L’Italia è da diverso tempo tra i paesi europei dove il rinvio delle tappe di transizione allo stato adulto è più accentuato e, conseguentemente, è più alta la quota di giovani di 18-34 anni che vivono con i genitori
Il fenomeno aveva registrato una diminuzione, che è stata vanificata prima dalla crisi economica del 2008 e quindi dalla pandemia, questo nonostante i diretti interessati esprimano l’intenzione di uscire dalla famiglia d’origine più di quanto non avvenisse in passato. «Nel 2020 – certifica Istat – nel nostro Paese quasi sette giovani su dieci di 18-34 anni vivono in casa con i genitori, ben al di sopra della media europea che si ferma a un giovane su due», il che a fine 2021 si traduceva in 7 milioni di under35 a casa (il 67.6%), perlopiù per ragioni esterne: «Nel corso del tempo sono cresciute le motivazioni riconducibili a necessità economiche, come la difficoltà di trovare un lavoro o un lavoro stabile, ma anche l’incapacità di sostenere le spese di un affitto o dell’acquisto di una casa. Queste sono passate dal 29% alla fine degli anni Novanta, fino al 41% nel 2016». Del resto per gli under35 si ha un «ingresso nel mondo del lavoro sempre più incerto e precario» tanto che
le nuove generazioni costituiscono, persistentemente, il segmento di popolazione più svantaggiato dal punto di vista occupazionale e ciò scoraggia il processo di indipendenza dalla famiglia di origine
SPESE Non potrebbe essere diversamente, dal momento che in Italia una famiglia spende in media 2437 euro al mese (2674 al nord), di cui il 42% per abitazione e servizi per la casa, il 19.3% per prodotti alimentari e bevande, il 9.9% per i trasporti, il 4.8% per la salute ovvero il 76% del reddito per spese di “prima necessità” (curiosità, nel XVI secolo si arrivava al 90%). Cifre che si aggiungono alle altre e delineano uno scenario di medio termine in cui la dimensione delle famiglie dovrebbe scendere ancora, da 2.3 a 2.1 componenti, con una «progressiva frammentazione» che porterebbe le coppie con figli a essere meno di un quarto del totale (24.6%) e quelle senza più di un quinto (21.6%), fino a sorpassare le prime entro il 2045, piazzandosi al secondo posto dietro quelle formate da persone sole (38.7% circa). Se l’Italia vuole tornare ad avere famiglie più numerose e più bambini sarebbe importante che ai figli di oggi desse più lavoro, più dignitoso, più stabile e più in fretta.
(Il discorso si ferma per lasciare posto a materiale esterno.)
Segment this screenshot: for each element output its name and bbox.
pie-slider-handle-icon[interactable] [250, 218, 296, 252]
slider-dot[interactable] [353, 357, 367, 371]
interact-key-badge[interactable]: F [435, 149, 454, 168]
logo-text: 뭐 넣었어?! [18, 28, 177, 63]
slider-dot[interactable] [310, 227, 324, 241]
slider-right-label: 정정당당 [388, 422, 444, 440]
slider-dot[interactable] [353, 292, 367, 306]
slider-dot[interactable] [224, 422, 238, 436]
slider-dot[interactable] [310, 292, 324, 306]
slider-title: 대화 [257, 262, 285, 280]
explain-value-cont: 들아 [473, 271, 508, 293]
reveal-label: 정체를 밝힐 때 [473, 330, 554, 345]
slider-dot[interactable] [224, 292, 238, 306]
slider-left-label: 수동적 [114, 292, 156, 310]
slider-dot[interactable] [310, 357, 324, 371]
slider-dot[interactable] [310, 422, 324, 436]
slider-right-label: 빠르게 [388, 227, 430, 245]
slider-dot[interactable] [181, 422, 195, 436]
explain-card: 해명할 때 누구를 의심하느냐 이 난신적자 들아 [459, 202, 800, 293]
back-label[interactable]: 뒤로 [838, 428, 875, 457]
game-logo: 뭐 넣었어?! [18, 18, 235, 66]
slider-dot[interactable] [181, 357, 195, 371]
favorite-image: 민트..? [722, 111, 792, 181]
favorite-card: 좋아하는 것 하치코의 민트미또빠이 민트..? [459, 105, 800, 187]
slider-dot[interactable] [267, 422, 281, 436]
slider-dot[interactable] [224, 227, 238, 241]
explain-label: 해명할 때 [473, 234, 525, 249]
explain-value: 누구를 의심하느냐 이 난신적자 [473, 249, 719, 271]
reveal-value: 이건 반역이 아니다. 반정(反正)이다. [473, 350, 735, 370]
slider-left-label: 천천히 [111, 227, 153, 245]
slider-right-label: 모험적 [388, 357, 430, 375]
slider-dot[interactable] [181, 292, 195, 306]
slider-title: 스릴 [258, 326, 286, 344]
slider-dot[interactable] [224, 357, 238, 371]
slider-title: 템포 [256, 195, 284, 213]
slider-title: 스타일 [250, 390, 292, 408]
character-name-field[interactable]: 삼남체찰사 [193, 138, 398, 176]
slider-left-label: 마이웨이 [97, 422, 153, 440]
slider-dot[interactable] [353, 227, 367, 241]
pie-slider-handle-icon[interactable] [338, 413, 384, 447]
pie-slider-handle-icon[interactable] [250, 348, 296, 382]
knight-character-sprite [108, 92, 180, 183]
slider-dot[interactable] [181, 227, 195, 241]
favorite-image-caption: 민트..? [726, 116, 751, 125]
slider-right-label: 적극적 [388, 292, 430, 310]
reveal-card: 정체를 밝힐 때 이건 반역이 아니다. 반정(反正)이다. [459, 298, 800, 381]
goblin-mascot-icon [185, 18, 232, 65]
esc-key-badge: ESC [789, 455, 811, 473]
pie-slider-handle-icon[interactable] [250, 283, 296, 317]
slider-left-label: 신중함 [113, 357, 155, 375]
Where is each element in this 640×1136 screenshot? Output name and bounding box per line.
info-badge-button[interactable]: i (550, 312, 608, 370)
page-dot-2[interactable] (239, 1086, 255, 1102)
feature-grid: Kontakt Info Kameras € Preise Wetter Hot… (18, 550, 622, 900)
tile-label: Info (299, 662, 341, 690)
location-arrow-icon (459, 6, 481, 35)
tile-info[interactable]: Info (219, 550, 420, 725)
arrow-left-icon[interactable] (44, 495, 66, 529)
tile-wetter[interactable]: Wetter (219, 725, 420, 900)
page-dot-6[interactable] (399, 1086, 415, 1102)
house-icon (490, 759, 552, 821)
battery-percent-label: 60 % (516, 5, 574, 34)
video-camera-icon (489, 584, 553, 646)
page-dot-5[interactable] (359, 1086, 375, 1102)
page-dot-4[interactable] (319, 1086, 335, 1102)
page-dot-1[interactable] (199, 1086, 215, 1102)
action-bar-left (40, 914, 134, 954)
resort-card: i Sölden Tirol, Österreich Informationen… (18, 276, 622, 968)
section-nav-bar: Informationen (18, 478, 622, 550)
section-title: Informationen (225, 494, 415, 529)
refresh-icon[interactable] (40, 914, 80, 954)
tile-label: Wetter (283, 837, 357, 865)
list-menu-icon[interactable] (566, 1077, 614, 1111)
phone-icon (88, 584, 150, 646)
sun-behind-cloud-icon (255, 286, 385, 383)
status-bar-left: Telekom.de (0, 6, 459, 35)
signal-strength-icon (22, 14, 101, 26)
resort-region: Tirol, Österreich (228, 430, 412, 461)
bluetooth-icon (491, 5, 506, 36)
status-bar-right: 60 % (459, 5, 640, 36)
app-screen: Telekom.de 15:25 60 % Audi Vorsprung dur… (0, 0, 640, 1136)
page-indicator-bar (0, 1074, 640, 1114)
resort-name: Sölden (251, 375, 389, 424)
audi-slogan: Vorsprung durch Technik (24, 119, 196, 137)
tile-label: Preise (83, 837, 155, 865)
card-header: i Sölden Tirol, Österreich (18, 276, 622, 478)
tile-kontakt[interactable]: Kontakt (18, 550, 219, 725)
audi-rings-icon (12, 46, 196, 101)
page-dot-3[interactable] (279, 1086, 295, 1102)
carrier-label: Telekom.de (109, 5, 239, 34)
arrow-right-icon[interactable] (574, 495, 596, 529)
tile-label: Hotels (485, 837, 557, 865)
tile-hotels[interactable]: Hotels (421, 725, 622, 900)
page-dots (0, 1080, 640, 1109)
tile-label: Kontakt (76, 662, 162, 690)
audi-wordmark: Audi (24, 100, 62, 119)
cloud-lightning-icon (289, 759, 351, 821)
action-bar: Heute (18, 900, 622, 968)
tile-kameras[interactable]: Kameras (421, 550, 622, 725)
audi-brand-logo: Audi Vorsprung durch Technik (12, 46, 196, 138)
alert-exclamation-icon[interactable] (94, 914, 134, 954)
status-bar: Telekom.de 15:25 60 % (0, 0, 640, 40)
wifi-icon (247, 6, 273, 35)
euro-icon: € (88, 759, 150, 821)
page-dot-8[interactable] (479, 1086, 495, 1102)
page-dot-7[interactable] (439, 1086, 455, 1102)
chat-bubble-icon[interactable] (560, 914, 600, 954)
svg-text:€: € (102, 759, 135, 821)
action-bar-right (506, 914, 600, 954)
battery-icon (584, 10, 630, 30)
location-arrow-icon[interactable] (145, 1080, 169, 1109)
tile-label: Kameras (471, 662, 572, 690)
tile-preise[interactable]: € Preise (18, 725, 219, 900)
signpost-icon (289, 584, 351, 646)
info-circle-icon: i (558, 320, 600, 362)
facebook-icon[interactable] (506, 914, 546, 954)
Dopo la Grande Peste del 1348 uno dei fattori che si collegò all’incremento demografico partito nel tardo Quattrocento – necessario per permettere agli europei di colonizzare gli altri continenti e dare al mondo la forma “occidentale” che tuttora mantiene – fu l’abbassamento dell’età in cui ci si sposava. Oggi per favorirlo servirebbe una rivoluzione copernicana dell’economia italiana, storicamente caratterizzata da salari bassi; nel 2023 non si deve partire alla conquista del mondo, ma appare evidente che per conquistare la propria indipendenza e compiere scelte forti o definitive, come quella di sposarsi e di mettere al mondo dei figli, a una famiglia occorrono delle fondamenta solide. Una questione politica, non individuale.